Madoff, too, traded on his membership in a religious community. Many of his investors were wealthy Jewish philanthropists whom he met at charitable events or at a Palm Beach country club.
Customarily when someone invest money in any scheme (whether paying monthly profits or annually or any other way) profits disbursed are considered profits only and used accordingly with the thought in every body’s mind that the principal (the money originally invested) is safe and readily available on demand.
In Ponzi scheme the investors are paid money out of the principal itself and are classified as profit or interest. The profit is usually much higher than legal investment instrument 2-12% monthly. This generates a word-of-mouth hurricane and everybody with some savings wants to invest in such a scheme.
In the end when the scheme collapses the investors who have been living like king off the profits get to find out that they were using their own money and all their savings are gone that is the time when all start crying.
The US $159 or 167 Billion was the total amount of money invested with Bernard Madoff. Only US $ 13 Billion is the amount that is unaccounted for or has been used by Madoff for his princely living the rest has been paid off to the original investors and has been used by the investors themselves. All the hue and cry is because the investors thought during the good times that they were spending the profits earned from investment but they are now realizing that no they were wasting their own savings.
The Benefit:
A promise that the investment will achieve an above normal rate of return. The rate of return is often specified. The promised rate of return has to be high enough to be worthwhile to the investor but not so high as to be unbelievable. Ponzi Schemes are quite basic but extraordinarily powerful. The steps are as follows:
- Convince a few investors to place money into the investment.

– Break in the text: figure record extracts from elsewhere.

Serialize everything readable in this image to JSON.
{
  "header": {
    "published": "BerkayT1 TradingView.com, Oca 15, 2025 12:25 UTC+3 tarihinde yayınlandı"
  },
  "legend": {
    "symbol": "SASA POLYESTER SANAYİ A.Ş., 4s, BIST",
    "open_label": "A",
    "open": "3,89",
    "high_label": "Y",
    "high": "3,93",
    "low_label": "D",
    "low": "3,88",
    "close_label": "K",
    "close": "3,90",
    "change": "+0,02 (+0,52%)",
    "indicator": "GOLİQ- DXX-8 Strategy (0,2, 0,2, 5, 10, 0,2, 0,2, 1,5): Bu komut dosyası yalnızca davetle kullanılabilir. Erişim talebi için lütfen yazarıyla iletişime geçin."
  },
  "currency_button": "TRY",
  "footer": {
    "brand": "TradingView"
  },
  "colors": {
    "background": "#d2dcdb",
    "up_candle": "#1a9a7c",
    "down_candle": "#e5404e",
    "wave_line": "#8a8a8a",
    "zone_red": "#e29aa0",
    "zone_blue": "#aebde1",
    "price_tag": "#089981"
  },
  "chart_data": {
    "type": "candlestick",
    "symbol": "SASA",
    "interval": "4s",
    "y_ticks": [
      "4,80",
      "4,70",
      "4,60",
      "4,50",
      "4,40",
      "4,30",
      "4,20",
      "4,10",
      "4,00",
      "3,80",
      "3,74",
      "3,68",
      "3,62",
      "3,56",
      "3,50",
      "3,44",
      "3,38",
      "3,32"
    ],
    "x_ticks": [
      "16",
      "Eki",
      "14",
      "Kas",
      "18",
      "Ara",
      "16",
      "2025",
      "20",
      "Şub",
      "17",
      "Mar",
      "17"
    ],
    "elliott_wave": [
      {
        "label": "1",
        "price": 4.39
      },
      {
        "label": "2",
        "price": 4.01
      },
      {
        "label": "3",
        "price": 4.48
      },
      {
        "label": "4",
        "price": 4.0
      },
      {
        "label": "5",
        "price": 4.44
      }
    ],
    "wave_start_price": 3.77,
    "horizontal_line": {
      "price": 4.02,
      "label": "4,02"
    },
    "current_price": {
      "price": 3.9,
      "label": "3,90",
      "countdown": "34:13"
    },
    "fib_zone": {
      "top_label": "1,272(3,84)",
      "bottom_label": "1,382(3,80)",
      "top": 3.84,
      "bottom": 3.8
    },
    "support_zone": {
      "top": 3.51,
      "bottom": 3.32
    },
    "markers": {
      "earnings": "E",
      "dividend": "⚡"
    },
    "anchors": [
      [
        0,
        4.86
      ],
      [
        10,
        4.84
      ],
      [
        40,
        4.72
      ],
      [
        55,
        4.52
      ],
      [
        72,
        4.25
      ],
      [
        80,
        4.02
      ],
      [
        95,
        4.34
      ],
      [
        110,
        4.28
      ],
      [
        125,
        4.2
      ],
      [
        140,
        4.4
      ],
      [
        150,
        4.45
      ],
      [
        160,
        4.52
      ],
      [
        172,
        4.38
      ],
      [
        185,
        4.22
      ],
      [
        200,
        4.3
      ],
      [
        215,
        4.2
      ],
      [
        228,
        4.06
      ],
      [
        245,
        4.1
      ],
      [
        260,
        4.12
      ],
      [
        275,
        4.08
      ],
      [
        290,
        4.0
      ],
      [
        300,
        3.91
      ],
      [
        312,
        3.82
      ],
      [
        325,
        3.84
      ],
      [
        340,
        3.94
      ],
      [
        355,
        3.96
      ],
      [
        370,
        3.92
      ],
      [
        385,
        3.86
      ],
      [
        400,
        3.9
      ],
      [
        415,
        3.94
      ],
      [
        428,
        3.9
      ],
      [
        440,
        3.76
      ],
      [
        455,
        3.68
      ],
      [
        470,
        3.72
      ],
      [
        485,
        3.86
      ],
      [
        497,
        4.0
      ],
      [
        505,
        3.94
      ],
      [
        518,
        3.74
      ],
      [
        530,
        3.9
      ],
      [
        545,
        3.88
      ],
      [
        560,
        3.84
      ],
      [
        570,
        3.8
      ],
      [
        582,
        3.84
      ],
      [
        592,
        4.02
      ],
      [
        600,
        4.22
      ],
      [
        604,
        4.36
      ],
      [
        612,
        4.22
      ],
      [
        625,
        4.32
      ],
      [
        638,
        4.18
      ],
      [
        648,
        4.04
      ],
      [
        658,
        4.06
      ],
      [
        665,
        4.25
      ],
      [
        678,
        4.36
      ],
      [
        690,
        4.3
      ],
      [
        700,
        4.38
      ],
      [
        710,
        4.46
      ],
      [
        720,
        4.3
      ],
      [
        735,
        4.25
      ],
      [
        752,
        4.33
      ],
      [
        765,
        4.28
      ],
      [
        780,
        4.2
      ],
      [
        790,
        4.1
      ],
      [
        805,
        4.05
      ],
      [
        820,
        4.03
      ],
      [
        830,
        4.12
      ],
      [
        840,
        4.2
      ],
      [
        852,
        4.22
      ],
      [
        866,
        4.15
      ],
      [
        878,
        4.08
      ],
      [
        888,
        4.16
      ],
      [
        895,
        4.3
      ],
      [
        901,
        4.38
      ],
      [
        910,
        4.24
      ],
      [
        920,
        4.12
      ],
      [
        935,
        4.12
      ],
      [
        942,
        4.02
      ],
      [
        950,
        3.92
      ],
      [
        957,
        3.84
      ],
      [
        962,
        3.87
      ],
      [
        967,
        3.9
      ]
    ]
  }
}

- After the specified time return the investment money to the investors plus the specified interest rate or return.
- Pointing to the historical success of the investment, convince more investors to place their money into the system. Typically the vast majority of the earlier investors will return. Why would they not? The system has been providing them with great benefits.

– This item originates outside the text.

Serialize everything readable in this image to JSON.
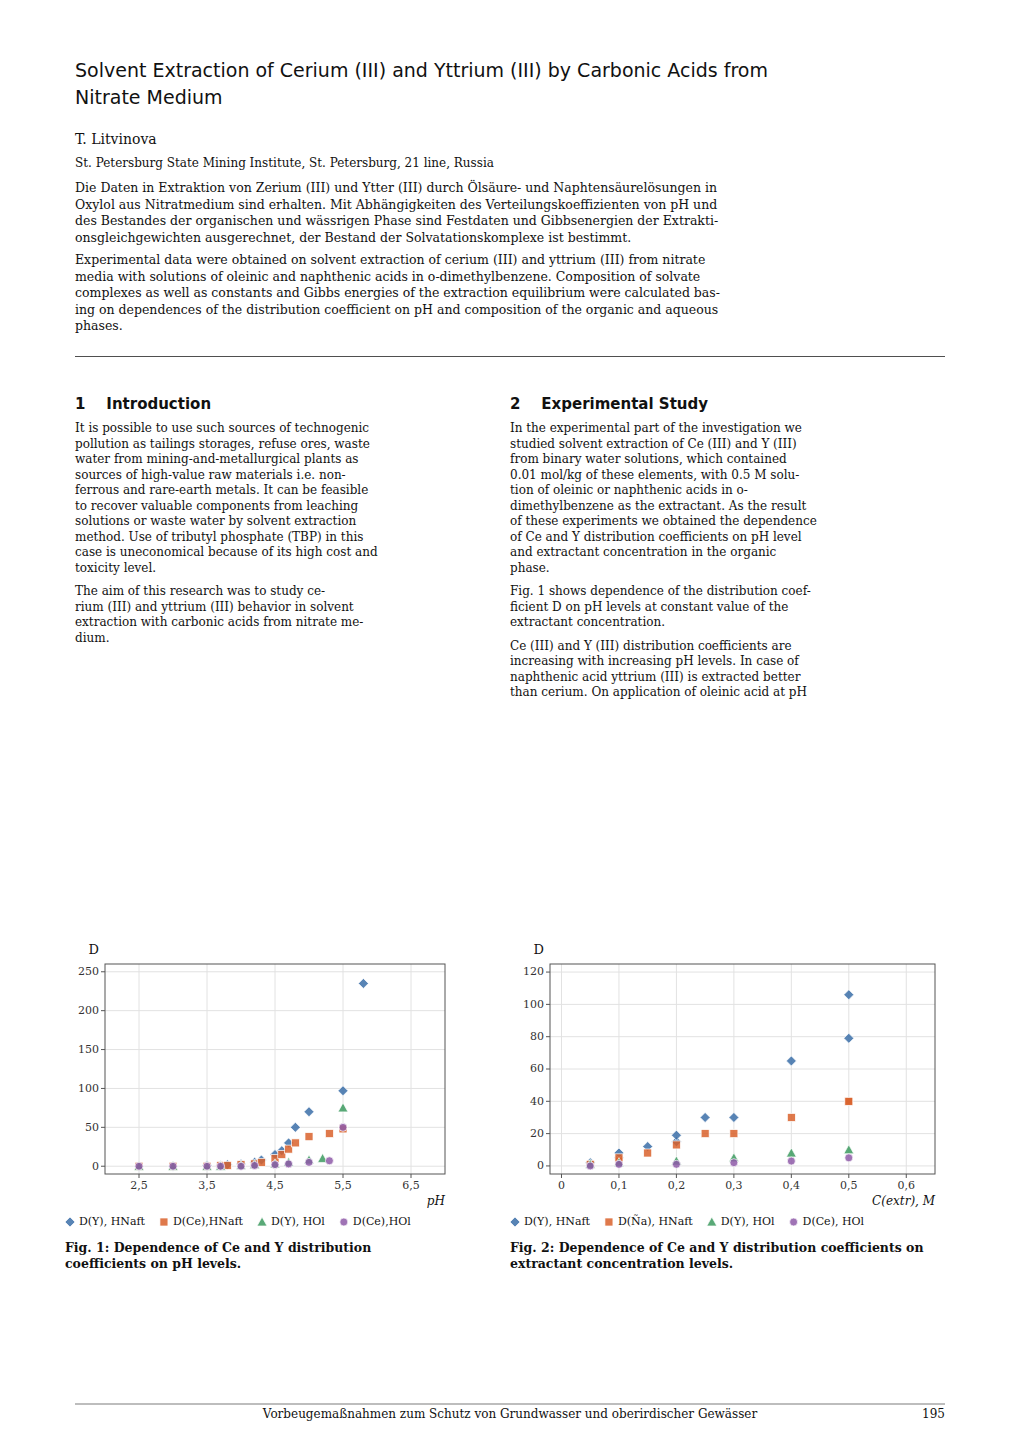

- Repeat steps 1 through 3 a number of times. During step 2 at one of the cycles, break the pattern. Instead of returning the investment money and paying the promised return, escape with the money and start a new life.

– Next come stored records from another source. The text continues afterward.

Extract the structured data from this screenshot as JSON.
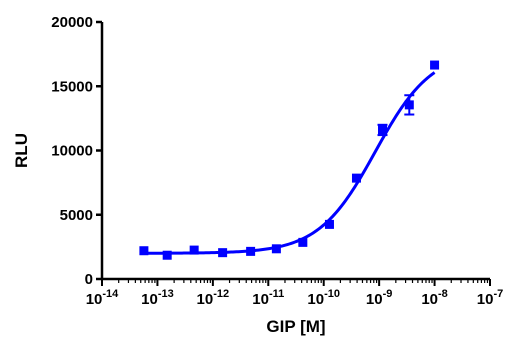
{
  "chart_data": {
    "type": "scatter",
    "title": "",
    "xlabel": "GIP [M]",
    "ylabel": "RLU",
    "x_scale": "log",
    "xlim": [
      1e-14,
      1e-07
    ],
    "ylim": [
      0,
      20000
    ],
    "grid": false,
    "legend": "none",
    "color": "#0000ff",
    "x_ticks": [
      {
        "base": "10",
        "exp": "-14"
      },
      {
        "base": "10",
        "exp": "-13"
      },
      {
        "base": "10",
        "exp": "-12"
      },
      {
        "base": "10",
        "exp": "-11"
      },
      {
        "base": "10",
        "exp": "-10"
      },
      {
        "base": "10",
        "exp": "-9"
      },
      {
        "base": "10",
        "exp": "-8"
      },
      {
        "base": "10",
        "exp": "-7"
      }
    ],
    "y_ticks": [
      "0",
      "5000",
      "10000",
      "15000",
      "20000"
    ],
    "series": [
      {
        "x": [
          5.7e-14,
          1.5e-13,
          4.6e-13,
          1.5e-12,
          4.8e-12,
          1.4e-11,
          4.2e-11,
          1.27e-10,
          3.9e-10,
          1.15e-09,
          3.5e-09,
          1e-08
        ],
        "y": [
          2200,
          1850,
          2250,
          2050,
          2150,
          2350,
          2850,
          4250,
          7850,
          11600,
          13550,
          16650
        ],
        "error": [
          0,
          0,
          0,
          0,
          0,
          0,
          0,
          0,
          0,
          400,
          750,
          0
        ]
      }
    ],
    "fit": {
      "model": "sigmoidal dose-response",
      "bottom": 2000,
      "top": 17800,
      "ec50": 8.5e-10,
      "hill": 0.85
    }
  }
}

The Ponzi ruse isn’t a new idea. This type of financial fraud is named for Charles Ponzi, a “confidence trickster” (the origin of the phrase con man) who fleeced New England investors in the 1920s. Before that, a similar scam was outlined in Charles Dickens’ 1857 novel, “Little Dorrit.”
One reason that Madoff was so successful was that he was a highly respected, well-established and esteemed financial expert — his reputation was bolstered by the fact that he helped found NASDAQ. What’s more, at the same time he was running his scheme, he was also running a legitimate business. He earned his investors’ trust because whenever they requested a withdrawal, Madoff’s investment company got it to them promptly. In addition, unlike other Ponzi schemers, he didn’t tempt investors with unbelievable returns. He reported moderate (albeit, suspiciously consistent) returns to his investors.